Info purloined from this great site.

1. Come With Me (Introduction) - ;36
2. You Thought You Had It Made (Jonny Thomas) - 3:34
3. Please Return - 2:37
4. Should I - 3:31
5. Think Big - 3:57
6. Rust - 3:33
7. Delusion (Jonny Thomas) - 2:45
8. Doesn't Add Up To Me - 3:36 
9. Find A Hideaway (Jonny Thomas) - 3:38 
10. Come With Me -  4:25
11. The Endless Struggle - 2:32 
All songs by B. Hillmann, W. Monahan except where noted.
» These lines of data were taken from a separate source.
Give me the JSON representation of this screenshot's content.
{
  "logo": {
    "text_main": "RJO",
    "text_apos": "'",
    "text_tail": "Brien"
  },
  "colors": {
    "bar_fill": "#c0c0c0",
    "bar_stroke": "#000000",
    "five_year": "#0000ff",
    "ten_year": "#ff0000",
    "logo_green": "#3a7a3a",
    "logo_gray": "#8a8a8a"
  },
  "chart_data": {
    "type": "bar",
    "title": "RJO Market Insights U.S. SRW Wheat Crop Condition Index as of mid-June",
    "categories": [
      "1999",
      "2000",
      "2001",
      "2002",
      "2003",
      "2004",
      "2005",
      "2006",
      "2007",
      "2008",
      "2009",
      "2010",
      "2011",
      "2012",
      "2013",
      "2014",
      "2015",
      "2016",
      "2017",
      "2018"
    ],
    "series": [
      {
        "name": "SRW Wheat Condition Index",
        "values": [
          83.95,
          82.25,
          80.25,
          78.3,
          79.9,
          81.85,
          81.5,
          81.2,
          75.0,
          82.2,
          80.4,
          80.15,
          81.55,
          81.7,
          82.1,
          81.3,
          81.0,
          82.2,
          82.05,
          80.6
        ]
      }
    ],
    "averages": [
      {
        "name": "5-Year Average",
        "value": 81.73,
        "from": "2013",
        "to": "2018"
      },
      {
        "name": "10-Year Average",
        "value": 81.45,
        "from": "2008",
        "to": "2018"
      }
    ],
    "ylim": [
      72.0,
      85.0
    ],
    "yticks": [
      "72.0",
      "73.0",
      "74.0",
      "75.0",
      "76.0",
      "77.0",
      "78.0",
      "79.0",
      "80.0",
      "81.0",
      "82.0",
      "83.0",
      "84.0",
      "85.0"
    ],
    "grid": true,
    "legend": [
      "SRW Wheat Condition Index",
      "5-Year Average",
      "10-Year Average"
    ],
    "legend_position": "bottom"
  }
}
*Jonny Thomas - Guitar, Vocals 
*Brian Hillmann - Drums
*Walter "Walt" Monahan - Bass

Rust is the real deal. Originally recorded in 1969, their album, Come With Me, is something of a lost mini-classic. Originally released on the independent German label Hor Zu, and bringing it to light in the early 21st century. 
Great, psychedelic rock tunes are embellished with phased vocals, treated piano, samples of radio broadcasts, washes of organ, and electronic effects. Mind you, this isn't total freak out music, or anything. Songs like You Thought You Had It Made and Rust revel in blues licks, and rock with a genuine joy, even if the subject matter of their lyrics is somewhat pessimistic, and softer tunes like Please Return and the gorgeous Find a Hideaway are full of acoustic guitars and vocal harmonies.
For a reference point, listening to it I hear a lot of The Deviants, with touches of the 13th Floor Elevators. It's melodic rock that likes to experiment.